NEW YORK - A memoir by Japanese Emperor Hirohito (hee-roh-HEE'-toh) that offers his recollections of World War II is predicted to fetch between $100,000 and $150,000 at an auction in New York.

The 173-page document was dictated to his aides soon after the end of the war. It was created at the request of Gen. Douglas MacArthur, whose administration controlled Japan at the time.

The memoir, also known as the imperial monologue, covers events from the Japanese assassination of Manchurian warlord Zhang Zuolin in 1928 to the emperor's surrender broadcast recorded on Aug. 14, 1945.

The document's contents caused a sensation when they were first published in Japan in 1990, just after the emperor's death.

The two volumes being auctioned are each bound with strings, the contents written vertically in pencil. It was transcribed by Hidenari Terasaki, an imperial aide and former diplomat who served as a translator when Hirohito met with McArthur.

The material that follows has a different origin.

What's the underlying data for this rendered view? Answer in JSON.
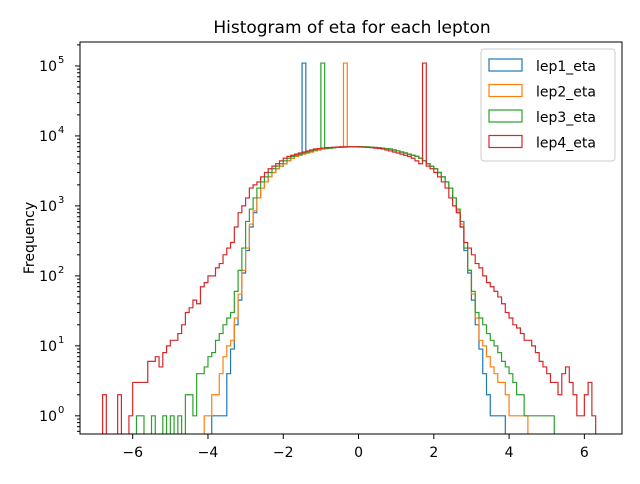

The monologue is believed among historians to be a carefully crafted text intended to defend Hirohito's responsibility in case he was prosecuted after the war. A 1997 documentary on Japan's NHK television found an English translation of the memoir that supports that view.

The transcript was kept by Terasaki's American wife Gwen Terasaki after his death in 1951 and then handed over to their daughter Mariko Terasaki Miller and her family.

It's scheduled to be auctioned at Bonhams on Wednesday.